Por Rangel Alves
da Costa*
João, José,
Antônio, Pedro, Raimundo, Sebastião e Luís, pela ordem de idade, eis os nomes
dos meninos. Os mesmos meninos que eram mais conhecidos pelos seus apelidos:
Tiziu, Pardal, Calango, Velame, Sanhaço, Arupemba e Carcará. Seus pais: João
José dos Santos e Maria Euflosina dos Santos.
Eram, pois,
sete meninos os filhos de Seu João e Dona Maria. Nenhuma menina havia nascido
do casal de sertanejos. E os filhos vindo ao mundo como uma escadinha, um após
o outro, num embuchamento tão próprio das distâncias escondidas das vastidões
sertanejas. Quem olhasse pra um parecia estar vendo o outro.
A diferença de
idade era pouca entre um e outro, considerando a mesma linhagem familiar. João,
o mais velho, não passava dos treze anos, enquanto Luís, o mais novo contava
apenas com dois. Mas quem olhasse para o mais velho não diferenciava em nada do
terceiro dos filhos, pois tudo na mesma feição miúda, magra, desalentada.
Era a pobreza
dos pais, com todos vivendo em permanente situação de miséria, que tornava
aquela família como personagens de um quadro humanamente doloroso de Portinari:
Os miseráveis dos sertões nordestinos, os entristecidos e esqueléticos, os
relegados ao esquecimento.
A secura da
terra era a mesma secura da boca, do olhar, do estômago, da vida.

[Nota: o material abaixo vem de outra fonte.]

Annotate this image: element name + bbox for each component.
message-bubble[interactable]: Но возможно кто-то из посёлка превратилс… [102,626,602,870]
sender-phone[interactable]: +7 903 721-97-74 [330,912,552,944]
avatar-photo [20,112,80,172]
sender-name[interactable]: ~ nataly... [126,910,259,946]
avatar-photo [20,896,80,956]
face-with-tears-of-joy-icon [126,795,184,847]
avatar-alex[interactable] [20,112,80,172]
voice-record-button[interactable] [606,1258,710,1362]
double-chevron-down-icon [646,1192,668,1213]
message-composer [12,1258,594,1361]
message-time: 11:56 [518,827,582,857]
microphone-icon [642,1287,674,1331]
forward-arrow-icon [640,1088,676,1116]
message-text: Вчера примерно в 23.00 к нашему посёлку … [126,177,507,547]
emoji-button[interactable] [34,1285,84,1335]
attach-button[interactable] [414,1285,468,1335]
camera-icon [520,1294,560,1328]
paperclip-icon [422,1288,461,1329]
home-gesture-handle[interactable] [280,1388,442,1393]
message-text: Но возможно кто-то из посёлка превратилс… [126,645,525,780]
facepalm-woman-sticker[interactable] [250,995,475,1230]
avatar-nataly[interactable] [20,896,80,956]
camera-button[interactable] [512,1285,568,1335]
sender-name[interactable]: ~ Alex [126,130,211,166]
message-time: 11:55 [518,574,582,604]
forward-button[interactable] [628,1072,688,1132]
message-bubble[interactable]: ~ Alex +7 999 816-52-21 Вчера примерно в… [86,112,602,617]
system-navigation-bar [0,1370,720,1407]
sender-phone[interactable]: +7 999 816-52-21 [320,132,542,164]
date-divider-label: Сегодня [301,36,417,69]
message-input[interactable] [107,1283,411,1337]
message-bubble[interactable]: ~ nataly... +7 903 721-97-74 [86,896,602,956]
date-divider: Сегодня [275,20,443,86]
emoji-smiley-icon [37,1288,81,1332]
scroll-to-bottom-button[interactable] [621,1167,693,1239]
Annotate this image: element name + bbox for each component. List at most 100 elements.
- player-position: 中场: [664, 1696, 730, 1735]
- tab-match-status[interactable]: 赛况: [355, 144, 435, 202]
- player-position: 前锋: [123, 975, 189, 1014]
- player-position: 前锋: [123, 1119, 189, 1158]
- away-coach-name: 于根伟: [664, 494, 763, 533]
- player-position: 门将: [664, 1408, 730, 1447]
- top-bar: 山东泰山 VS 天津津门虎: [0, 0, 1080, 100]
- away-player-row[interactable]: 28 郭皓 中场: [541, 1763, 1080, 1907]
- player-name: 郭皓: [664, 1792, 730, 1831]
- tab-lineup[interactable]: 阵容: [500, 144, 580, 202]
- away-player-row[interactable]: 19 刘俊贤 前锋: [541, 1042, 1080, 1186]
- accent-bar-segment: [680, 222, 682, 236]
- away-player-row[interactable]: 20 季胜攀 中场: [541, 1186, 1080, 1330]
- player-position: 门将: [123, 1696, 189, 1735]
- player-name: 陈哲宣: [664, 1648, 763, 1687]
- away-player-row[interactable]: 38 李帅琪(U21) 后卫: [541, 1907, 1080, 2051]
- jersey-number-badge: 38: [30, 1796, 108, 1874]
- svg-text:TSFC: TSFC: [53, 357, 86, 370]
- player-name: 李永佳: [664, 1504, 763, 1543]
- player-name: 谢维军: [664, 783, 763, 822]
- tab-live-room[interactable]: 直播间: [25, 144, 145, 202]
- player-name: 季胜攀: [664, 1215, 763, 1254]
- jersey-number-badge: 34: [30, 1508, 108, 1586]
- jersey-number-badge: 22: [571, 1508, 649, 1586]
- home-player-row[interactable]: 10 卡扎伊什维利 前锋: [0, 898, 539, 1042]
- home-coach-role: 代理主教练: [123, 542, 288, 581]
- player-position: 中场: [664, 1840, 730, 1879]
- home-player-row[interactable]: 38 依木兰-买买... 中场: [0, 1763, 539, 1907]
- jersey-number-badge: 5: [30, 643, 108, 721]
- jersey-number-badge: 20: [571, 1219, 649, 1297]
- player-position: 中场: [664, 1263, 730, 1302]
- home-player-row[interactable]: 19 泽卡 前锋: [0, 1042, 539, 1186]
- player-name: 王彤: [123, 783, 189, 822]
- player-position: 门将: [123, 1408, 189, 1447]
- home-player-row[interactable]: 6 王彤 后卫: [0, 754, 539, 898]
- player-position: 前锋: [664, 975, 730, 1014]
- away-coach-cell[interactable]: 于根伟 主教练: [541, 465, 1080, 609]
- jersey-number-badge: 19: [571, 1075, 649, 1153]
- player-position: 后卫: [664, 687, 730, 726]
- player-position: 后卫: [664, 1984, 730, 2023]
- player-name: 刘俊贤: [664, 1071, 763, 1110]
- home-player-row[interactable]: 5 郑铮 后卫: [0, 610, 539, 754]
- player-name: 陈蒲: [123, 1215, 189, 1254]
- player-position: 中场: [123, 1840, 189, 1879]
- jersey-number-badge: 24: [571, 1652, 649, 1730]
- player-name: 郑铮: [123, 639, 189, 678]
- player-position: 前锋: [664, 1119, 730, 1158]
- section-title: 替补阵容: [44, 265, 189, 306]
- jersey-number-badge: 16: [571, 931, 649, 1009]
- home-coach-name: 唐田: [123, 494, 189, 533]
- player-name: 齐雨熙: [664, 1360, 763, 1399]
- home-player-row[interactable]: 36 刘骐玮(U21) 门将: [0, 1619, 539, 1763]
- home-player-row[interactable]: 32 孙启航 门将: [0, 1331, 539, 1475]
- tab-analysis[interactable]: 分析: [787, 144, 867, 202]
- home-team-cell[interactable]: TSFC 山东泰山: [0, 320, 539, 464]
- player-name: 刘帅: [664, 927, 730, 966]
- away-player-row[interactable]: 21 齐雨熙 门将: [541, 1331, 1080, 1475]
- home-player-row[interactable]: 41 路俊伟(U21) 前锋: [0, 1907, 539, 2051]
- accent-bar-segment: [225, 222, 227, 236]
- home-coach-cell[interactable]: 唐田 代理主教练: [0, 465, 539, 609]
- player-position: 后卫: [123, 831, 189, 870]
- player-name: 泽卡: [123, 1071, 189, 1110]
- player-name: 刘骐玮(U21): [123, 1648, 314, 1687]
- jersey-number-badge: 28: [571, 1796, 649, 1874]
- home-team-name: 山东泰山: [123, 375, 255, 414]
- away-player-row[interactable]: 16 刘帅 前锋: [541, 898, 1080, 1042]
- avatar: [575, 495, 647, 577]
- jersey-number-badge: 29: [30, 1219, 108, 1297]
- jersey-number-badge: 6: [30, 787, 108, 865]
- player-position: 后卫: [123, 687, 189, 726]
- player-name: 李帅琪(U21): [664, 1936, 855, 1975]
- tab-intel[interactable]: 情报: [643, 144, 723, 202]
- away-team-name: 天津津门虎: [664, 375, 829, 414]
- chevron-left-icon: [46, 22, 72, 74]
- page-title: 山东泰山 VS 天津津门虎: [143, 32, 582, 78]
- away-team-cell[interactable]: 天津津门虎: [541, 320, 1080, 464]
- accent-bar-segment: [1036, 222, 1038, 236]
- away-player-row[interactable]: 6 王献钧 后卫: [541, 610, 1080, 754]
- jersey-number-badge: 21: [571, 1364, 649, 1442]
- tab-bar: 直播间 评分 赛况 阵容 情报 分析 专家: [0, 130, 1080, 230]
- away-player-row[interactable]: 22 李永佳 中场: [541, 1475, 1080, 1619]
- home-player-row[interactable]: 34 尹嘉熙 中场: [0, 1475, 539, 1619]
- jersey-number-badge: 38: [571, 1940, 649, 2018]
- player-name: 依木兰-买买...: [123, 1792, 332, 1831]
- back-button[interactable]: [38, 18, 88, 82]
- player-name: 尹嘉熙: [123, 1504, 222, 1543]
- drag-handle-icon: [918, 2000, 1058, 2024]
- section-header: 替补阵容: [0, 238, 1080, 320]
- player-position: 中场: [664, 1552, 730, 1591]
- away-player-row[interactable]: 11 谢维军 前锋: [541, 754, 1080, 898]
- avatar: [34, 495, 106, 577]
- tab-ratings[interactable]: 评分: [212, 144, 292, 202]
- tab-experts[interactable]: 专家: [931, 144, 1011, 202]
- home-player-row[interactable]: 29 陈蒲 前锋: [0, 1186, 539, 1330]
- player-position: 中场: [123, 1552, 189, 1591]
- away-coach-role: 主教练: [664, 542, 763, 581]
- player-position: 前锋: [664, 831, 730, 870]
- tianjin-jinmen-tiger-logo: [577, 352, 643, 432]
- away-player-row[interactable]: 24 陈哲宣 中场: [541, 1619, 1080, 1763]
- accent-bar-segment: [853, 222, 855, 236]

A estiagem do
tempo era a mesma estiagem do fogão de lenha, da panela de barro, da moringa e
do pote. A escassez de vida pelas paisagens era a mesma escassez de sonhos,
desejos, alentos esperançosos.
E que moldura
repetidamente triste a desse quadro nordestino ainda presente nas paredes das
brenhas sertanejas: Um casebre de cipó e barro, uma moradia de mesa de estaca e
tamborete de tronco de pau, um fogão de lenha, uma rede, esteiras pelo chão de
barro. E lá dentro ou lá fora, pelos arredores esturricados, uma família.
A família de
João e Maria e seus sete meninos: Tiziu, Pardal, Calango, Velame, Sanhaço,
Arupemba e Carcará. Do menor ao maior, tudo escondendo por dentro o desejo de
simplesmente ser iguais aos demais meninos, às demais pessoas da vida. E como
são os meninos e as pessoas da vida?
Ora,
geralmente se imagina que aos meninos é destinado um tempo diferenciado de
felicidade na vida. A meninice é uma fase de brincar, de sorrir, de
contentamento, desejos e aspirações. E a normalidade da vida como o caminho de
trabalho, de construção, de constante busca por dias melhores.
Mas o que
fazer perante um meio e uma realidade que nega a plena vivência da meninice e o
trabalho do adulto? O que fazer num meio onde a terra se nega a vingar qualquer
semente e os meninos que por ela caminham não tem direito à felicidade da
meninice, por lhes faltar a comida, a escola, o lápis, o caderno, o brinquedo,
o sonho, a infância?
João, o maior,
apelidado de Tiziu, já compreendendo a realidade em que vive, espera somente
ter mais idade para tomar a estrada e seguir adiante. Enquanto isso some na
mataria e vai chorar por cima da pedra grande.
José, ou
Pardal, foi se tornando cada vez mais emudecido. Praticamente não fala nada com
os pais ou os irmãos. Contudo, seus pais avistam nos seus olhos todas as
palavras que poderia dizer. E o olhar está sempre distante e entristecido.
Antônio, ou
Calango, ganhou esse apelido porque gosta de correr pela terra seca atrás de
calango sertanejo. Mas nem sempre como brincadeira, pois os seus pais já o
avistaram colocando o pequeno corredor em cima da brasa. E depois comer
escondido.
Pedro, ou
Velame, bem poderia ser chamado de Folha Seca de tão magrelo e amiudado que é.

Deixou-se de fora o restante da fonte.